By the same token, Capablanca had the fewest average errors per game

http://en.wikipedia.org/wiki/Comparing_top_chess_players_throughout_history#Actual_moves_played_compared_with_computer_choices

I think I agree with unsympathetic.

in any case, I don’t think that chess players today have more latent talent – it’s just that whatever talent they do have is being more fully reached, if they are “getting better”.

Jeff August 3, 2011 at 12:58 pm

The article cited in the blog post specifically mentions the Crafty study as being somewhat flawed and why, FWIW.

zbicyclist August 3, 2011 at 10:39 am

Better training methods will apply to chess just as much as they do in track and field.

TallDave August 3, 2011 at 7:14 pm

I would expect they are, but I also expect that even so within 20 years a $1000 will be able to beat any human player 9/10 games.

TallDave August 3, 2011 at 7:15 pm

$1000 PC*

Finch August 4, 2011 at 12:53 pm

This is already true today, and the computers are getting better much faster. The top chess programs are unbeatable by humans without enormous concessions.

TallDave August 4, 2011 at 6:01 pm

Really? Even on a PC? That’s surprising, I would have thought the best players were still considerably better than an everyday PC.

Finch August 5, 2011 at 9:53 am

Yeah, in fact the difference between the PCs and the supers in not that much. Chess isn’t particularly easy to make parallel.

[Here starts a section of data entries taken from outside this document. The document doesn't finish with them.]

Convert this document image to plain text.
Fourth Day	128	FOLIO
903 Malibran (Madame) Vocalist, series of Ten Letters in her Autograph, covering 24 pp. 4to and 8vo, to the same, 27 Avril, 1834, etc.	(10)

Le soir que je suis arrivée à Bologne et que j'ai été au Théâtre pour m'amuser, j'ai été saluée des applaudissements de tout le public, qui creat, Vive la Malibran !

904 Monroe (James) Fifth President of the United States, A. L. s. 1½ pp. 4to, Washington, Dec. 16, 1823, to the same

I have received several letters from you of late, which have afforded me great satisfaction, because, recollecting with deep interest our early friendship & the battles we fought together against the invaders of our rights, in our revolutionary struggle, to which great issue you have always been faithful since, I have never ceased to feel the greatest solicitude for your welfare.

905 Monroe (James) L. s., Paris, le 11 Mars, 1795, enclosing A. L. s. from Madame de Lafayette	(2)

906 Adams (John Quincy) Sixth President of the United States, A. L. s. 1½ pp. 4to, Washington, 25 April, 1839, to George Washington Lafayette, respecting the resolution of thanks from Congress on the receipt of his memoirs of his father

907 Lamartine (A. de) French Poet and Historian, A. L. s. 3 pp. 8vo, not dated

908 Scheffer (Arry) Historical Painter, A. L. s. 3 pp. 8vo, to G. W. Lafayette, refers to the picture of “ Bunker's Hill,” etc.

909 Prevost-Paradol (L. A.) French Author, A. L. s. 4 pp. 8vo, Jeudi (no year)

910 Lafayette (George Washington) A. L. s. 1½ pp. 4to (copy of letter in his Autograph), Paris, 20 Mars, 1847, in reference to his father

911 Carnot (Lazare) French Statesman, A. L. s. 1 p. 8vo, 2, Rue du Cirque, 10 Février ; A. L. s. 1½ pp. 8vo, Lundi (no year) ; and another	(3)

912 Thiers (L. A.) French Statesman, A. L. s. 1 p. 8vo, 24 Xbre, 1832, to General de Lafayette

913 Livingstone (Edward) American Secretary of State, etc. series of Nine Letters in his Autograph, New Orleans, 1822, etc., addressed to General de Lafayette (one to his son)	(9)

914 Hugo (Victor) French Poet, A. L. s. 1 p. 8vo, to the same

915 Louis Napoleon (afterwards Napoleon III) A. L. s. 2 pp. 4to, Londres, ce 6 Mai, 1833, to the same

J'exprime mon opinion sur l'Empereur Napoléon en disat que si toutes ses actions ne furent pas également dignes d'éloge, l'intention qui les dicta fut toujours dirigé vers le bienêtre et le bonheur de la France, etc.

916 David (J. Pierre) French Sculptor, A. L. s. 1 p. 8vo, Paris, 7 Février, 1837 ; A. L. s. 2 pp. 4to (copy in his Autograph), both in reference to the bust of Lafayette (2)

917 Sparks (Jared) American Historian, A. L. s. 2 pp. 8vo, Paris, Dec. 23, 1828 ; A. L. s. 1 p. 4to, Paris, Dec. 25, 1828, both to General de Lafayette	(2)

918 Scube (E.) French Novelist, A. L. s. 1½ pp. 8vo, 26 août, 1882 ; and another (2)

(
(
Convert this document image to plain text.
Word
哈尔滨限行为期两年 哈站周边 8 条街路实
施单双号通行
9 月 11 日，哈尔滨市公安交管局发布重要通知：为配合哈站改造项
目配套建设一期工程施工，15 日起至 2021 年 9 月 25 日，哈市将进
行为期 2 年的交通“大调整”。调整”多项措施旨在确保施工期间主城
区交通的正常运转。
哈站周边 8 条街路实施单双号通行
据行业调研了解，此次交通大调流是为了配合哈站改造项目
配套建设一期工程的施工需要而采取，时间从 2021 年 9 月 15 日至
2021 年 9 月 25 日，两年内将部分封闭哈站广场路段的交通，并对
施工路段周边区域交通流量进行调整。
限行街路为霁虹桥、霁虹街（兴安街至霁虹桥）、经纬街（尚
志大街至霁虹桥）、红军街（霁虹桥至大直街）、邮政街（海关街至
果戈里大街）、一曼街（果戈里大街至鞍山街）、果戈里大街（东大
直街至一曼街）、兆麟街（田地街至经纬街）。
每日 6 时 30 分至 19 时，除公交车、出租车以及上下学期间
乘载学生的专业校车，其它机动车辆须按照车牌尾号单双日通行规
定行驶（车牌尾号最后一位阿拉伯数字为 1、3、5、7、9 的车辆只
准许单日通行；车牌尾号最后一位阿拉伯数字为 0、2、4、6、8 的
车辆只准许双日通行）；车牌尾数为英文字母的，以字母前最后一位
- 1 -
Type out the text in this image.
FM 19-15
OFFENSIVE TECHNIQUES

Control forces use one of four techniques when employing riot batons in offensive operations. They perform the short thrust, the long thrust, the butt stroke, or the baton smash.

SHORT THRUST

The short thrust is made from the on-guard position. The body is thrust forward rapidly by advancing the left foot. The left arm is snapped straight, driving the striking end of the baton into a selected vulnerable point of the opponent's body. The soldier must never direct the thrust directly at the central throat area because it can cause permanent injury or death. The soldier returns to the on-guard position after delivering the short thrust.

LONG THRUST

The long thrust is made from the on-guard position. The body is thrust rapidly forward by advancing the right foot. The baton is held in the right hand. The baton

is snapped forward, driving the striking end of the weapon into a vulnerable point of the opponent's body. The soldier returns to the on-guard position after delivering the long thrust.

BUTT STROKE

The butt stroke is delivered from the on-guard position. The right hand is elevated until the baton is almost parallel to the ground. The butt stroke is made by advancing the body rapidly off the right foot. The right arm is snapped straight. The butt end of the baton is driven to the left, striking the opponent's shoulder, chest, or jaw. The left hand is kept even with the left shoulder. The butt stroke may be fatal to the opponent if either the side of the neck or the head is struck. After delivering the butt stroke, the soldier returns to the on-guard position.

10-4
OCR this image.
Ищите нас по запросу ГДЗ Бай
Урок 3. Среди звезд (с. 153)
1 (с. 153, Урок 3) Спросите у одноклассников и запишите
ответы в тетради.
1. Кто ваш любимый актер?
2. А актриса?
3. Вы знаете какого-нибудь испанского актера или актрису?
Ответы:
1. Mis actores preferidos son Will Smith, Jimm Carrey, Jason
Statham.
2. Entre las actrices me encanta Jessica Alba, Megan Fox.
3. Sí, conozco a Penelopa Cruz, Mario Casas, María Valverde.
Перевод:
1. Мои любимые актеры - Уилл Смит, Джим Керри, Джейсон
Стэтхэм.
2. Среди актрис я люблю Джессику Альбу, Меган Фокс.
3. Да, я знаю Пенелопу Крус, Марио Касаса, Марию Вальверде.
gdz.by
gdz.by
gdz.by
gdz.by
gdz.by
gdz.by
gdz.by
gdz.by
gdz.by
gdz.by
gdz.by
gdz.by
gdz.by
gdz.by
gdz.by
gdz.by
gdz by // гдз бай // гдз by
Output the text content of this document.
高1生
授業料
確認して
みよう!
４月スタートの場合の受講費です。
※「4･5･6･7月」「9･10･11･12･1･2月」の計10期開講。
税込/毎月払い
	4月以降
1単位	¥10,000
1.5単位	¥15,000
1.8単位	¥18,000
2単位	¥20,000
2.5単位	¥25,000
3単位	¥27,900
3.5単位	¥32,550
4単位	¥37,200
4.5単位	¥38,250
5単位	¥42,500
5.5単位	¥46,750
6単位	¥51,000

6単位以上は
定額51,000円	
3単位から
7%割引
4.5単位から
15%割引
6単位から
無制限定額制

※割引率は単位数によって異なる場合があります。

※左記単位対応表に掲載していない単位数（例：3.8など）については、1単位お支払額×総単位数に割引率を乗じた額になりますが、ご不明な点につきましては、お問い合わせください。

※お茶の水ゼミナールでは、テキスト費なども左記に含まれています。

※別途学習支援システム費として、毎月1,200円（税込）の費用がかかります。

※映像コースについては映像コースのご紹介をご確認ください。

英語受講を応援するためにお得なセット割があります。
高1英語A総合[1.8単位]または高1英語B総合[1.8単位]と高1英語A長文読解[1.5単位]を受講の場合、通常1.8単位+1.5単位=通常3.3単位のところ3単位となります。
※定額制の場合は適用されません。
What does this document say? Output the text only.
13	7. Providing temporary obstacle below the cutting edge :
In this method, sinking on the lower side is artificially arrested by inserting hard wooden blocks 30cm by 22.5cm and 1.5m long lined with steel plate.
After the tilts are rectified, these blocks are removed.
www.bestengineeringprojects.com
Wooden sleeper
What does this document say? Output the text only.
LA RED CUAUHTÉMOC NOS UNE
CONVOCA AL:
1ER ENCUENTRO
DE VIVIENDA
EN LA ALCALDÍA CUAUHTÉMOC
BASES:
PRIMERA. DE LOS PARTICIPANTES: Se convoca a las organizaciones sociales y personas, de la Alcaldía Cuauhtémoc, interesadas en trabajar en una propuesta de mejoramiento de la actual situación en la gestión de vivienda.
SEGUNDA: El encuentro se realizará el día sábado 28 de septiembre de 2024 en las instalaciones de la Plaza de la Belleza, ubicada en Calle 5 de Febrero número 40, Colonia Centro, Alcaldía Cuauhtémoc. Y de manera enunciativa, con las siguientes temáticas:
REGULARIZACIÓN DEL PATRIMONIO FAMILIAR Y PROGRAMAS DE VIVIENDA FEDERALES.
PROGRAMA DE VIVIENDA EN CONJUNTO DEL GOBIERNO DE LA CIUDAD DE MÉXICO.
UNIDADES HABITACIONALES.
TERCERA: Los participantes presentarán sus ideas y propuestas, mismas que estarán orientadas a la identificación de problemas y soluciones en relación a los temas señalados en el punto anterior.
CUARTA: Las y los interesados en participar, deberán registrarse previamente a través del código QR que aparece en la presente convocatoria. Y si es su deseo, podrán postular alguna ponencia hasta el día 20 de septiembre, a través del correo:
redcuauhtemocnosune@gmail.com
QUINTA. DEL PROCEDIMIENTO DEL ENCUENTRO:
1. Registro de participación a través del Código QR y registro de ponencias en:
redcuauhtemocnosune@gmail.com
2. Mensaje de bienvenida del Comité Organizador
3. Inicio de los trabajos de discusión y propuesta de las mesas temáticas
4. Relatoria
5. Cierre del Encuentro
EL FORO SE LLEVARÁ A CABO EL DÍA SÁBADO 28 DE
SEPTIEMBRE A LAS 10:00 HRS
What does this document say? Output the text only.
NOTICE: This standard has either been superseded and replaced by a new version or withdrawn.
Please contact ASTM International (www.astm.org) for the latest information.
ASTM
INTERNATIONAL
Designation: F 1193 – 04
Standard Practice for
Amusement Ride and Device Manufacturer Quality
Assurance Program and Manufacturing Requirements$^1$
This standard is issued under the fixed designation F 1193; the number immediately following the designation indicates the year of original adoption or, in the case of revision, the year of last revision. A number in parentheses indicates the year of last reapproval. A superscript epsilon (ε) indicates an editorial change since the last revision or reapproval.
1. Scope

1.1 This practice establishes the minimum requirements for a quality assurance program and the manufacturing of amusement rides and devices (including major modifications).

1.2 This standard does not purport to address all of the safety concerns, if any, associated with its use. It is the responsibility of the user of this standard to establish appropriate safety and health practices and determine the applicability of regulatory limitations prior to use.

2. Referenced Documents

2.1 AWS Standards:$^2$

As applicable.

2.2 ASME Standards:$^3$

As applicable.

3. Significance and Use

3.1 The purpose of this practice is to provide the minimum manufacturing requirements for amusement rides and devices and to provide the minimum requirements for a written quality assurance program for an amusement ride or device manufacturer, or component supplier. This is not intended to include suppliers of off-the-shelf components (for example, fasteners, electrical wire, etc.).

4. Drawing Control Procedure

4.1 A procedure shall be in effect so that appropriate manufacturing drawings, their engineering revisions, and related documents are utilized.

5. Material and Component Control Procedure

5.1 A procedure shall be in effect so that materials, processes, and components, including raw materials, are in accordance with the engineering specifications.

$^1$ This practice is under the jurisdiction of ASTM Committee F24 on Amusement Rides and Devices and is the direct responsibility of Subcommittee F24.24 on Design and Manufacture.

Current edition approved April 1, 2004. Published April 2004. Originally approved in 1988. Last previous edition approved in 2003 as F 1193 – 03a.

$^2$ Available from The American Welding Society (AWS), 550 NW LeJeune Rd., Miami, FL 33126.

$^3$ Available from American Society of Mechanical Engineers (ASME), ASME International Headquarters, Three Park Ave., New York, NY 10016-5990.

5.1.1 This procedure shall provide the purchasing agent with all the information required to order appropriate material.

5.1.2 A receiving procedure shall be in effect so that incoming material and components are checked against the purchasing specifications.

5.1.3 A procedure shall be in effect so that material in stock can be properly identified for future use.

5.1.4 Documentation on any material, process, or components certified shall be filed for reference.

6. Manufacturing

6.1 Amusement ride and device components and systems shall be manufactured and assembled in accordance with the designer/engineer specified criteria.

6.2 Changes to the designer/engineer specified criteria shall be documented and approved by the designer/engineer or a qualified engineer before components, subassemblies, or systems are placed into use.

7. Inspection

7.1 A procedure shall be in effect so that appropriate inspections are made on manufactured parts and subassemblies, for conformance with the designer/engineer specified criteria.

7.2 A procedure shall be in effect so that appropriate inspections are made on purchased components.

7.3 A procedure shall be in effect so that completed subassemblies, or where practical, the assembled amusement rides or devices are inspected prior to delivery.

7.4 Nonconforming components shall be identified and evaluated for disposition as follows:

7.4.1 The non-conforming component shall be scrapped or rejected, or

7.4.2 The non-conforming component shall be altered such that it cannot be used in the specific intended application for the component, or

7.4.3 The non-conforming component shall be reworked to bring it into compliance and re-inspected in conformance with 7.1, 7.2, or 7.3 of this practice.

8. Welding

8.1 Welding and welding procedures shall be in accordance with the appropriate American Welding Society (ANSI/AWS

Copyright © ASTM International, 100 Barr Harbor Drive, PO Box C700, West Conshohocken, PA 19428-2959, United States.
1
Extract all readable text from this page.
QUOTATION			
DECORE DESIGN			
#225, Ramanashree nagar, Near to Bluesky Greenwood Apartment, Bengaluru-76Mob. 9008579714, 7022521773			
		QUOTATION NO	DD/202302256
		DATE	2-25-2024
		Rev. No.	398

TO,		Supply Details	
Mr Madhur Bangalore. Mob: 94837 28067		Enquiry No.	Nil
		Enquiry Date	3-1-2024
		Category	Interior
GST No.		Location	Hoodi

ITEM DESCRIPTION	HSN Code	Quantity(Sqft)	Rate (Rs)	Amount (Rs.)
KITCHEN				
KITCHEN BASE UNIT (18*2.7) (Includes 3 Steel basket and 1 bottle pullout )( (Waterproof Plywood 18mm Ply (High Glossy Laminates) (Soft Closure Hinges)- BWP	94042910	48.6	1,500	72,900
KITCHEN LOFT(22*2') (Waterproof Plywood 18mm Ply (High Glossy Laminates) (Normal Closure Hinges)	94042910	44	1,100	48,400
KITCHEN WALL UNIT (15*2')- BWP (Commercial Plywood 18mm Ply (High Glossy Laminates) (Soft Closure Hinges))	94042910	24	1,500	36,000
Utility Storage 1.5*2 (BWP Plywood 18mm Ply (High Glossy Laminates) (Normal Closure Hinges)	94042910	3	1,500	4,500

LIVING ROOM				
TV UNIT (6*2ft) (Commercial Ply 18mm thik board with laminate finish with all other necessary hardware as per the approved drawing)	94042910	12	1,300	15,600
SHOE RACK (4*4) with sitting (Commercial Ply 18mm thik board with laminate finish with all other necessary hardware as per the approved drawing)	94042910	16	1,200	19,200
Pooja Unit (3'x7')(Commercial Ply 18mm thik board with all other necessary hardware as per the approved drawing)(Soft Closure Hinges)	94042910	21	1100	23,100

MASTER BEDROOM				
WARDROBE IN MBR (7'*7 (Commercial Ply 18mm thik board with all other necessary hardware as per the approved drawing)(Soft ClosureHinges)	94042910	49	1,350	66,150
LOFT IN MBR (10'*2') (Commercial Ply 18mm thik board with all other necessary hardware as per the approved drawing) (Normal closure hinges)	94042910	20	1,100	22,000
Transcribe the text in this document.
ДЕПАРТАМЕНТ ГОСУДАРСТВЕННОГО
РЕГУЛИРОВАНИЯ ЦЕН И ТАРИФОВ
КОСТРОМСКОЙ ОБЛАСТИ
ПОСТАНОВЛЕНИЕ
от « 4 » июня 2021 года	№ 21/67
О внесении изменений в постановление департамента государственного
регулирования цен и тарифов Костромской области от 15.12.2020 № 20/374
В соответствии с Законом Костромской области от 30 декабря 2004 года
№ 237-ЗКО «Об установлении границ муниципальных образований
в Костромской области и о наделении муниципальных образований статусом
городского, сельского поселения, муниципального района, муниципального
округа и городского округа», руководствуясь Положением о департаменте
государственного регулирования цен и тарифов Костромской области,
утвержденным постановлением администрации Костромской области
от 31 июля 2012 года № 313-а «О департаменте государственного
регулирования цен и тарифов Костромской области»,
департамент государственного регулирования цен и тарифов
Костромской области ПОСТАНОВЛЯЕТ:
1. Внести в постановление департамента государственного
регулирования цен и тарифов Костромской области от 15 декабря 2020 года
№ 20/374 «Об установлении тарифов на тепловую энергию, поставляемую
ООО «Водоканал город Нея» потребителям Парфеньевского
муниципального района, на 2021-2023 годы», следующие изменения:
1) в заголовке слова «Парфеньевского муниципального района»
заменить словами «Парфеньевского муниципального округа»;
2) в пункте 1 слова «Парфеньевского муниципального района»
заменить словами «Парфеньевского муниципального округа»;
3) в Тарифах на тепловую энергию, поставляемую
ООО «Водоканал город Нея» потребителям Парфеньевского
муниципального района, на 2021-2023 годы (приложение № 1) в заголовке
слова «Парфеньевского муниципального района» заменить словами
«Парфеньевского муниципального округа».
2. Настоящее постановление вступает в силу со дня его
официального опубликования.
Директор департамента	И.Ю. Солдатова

The key algorithm, Alpha-Beta, is inherently serial, and trying to split the work into parallel tracks involves doing things less efficiently.

Jim Glass August 4, 2011 at 4:51 am

This is just the ‘standing on the shoulders of’ effect, of course the current generation is always the “best ever”, objectively.*

Watch some film of Vince Lombardi’s great Packers teams — they look like a good high school team today, And they were about the physical size of one. They would be destroyed by a decent college team today with a 40-pound advantage at every line position.

That’s why the best way to choose “the best” is the gap between number #1 and say #2 through #10. Give me Paul Morphy any day by that measure.

* The exception for some reason is horse racing. Thoroughbreds haven’t gotten any faster for a long time.

TallDave August 4, 2011 at 11:03 am

Probably because the pool of horses got smaller as they were replaced as the primary mode of transport.